Ротмистр спешился, положил руку на плечо земляка.
— Да! Да! — зашептал Макгум, дыша водочным перегаром. — Я знаю, что говорю, хоть и пьяница я. Ко мне приходил переодетый иезуит, папист коварный, добивался, чтобы я прекратил торговлю богопротивными книжками. Я, конечно, послал его подальше, прибить хотел, — тут они не дома. Он сначала деньги предлагал, а потом грозить стал, я и выставил его…
В тот же день ротмистр, хотя и был в принципе сторонником святого Амвросия, еще в четвертом веке начисто отрицавшего частную собственность, пришел на пепелище с полным кошельком золотых монет.
— Бери, старина! — сказал он, улыбаясь изумленному Макгуму, копавшемуся в головешках. — Тут тебе хватит на новую лавку — построить, закупить товары и, главное, книги. Только с этим условием и даем мы тебе это золото. И не долг это, а дар.
— Но откуда такое богатство? — спросил Макгум.
— В полку у шкотов собрал, назло папе Урбану Восьмому, у лавочников-шкотов, в кабаке у наших земляков. А еще говорят, что шкоты поголовно скряги и скупердяи!..
Лермонт и словом, конечно, не обмолвился о том, что почти половину денег он сам выложил из своего кармана, из той священной суммы, что вот уже почти двадцать долгих лет копил он на отъезд в родимую Шкотию. Скуповатый Галловей и тот отвалил из своей неприкасаемой мошны целых пятьдесят золотых!
От одного знакомого из посольства короля Испании, чей закат начался после гибели Непобедимой Армады, Галловей слышал, что иезуит был одновременно и агентом дона Андре Веласкеза де Веласко, официально назначенного королем Espia Mayor — «главным шпионом».
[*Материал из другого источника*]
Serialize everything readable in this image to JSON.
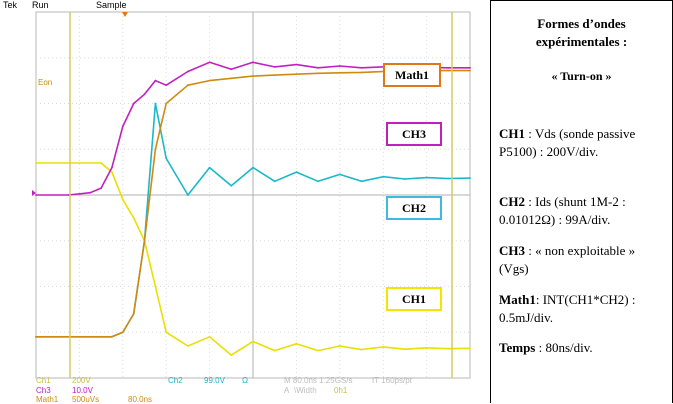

— Что же! Нет худа без добра, — заключил Крис Галловей, — усиление происков иноземных шпионов в Москве — знак того, что Московское государство выходит в великие европейские державы.
И каменных дел мастер сказал, что говорил как-то в «Катке» с иезуитом, и тот, отягощенный вином, хвастал, будто приехал в Москву как эмиссар самого Хуана де Марианы, мозга ордена Иисуса, стремившегося создать вселенскую империю, покорную отцам иезуитам, и всюду протянуть свои щупальца.
В том же «Катке» Крис многое поведал Лермонту об ордене Иисуса.
— Иезуиты рассказывали мне об отце Матвее Риччи. Миссионером отправился он в Китай в 1583 году и пробыл там тридцать лет. В Китае уже никто не помнил первого европейского гостя — Марко Поло, посетившего Срединную империю в тринадцатом веке. Риччи освоил невероятно сложный китайский язык, носил платье конфуцианского ученого, следовал всем обычаям страны. Он беседовал с самим императором. Китайцы, как он узнал, считают себя буквально пупом земли. Под небесами лежит вот уже почти две тысячи лет одна цивилизованная страна — Китай, а Англия, Франция, Испания, Португалия, Америка — это островки, населенные варварами, в Мировом океане. Именно китайцы изобрели бумагу, порох, компас. Риччи умер в 1610 году, оставив интереснейшие записи. Но китайцев ему так и не удалось обратить в свою варварскую веру. Они забыли его еще быстрее, чем Марко Поло.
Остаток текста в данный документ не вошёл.